Нина вздрогнула в карете, словно ошпаренная.

— Кто тебе это сказал?

— Да я слышал, как слуги между собой говорили.

— А если бы это и правда, то что?

— Жалко мне вас, паннунцю, очень жалко, — искренне сказал Иван. — Особенно, — добавил после паузы, — видя, что вы его совсем не любите.

— О, я его ненавижу! — воскликнула Нина.

— А правда ли, — продолжил Иван, — прошу простить мне любопытство, но спрашиваю от чистого сердца, — правда ли, что ваши родители хотят вас продать барону?

— Что ты говоришь? — воскликнула Нина, побледнев, как смерть.

— Я, глупый Иван, повторяю, как ребёнок, то, что другие говорят.

— Так вот что обо мне говорят! — прошептала она, чувствуя, как перехватывает дыхание.

— И правда ли, что папа ваш должен барону много денег, и за это...

— Молчи! Не добивай меня! — закричала Нина, и только теперь, после резких, но искренних слов Ивана, в её голове словно что-то прояснилось.

Лошади пошли быстрее. До конца поездки между Иваном и Ниной не прозвучало больше ни одного слова.

XIV

На следующий день Нина снова велела Ивану запрячь лошадей и подготовить повозку, хотя барон сегодня у них не появлялся.

— Расскажи мне что-нибудь о нашем крае, — сказала панна, когда они въехали в аллею.

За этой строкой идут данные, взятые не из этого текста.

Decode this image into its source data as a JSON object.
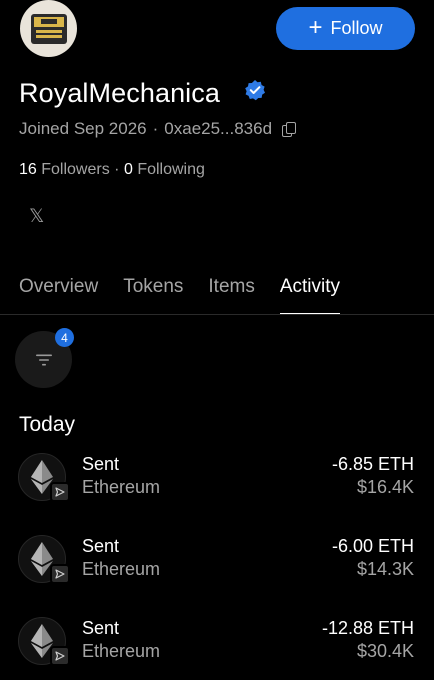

— А что ж я могу рассказать? — ответил Иван. — Только село и крестьянскую жизнь знаю.

— Расскажи мне о селе, о жизни крестьян! Я уже десять лет живу за границей. Иногда скучаю по деревне. Боже, там я ещё была счастлива. А здесь...

Слёзы прервали её речь.

— Пусть паннунця не плачут! — сказал Иван. — Село никуда не денется. Ещё можете туда вернуться и быть счастливой.

— Всё пропало, Иван, всё! — всхлипывала Нина, закрыв лицо руками. — Вчера папа продал меня барону. Контракт уже подписан. На Масленицу — свадьба.

На эту новость Иван не нашёл слов утешения. А Нина вдруг смахнула слёзы и выпрямилась.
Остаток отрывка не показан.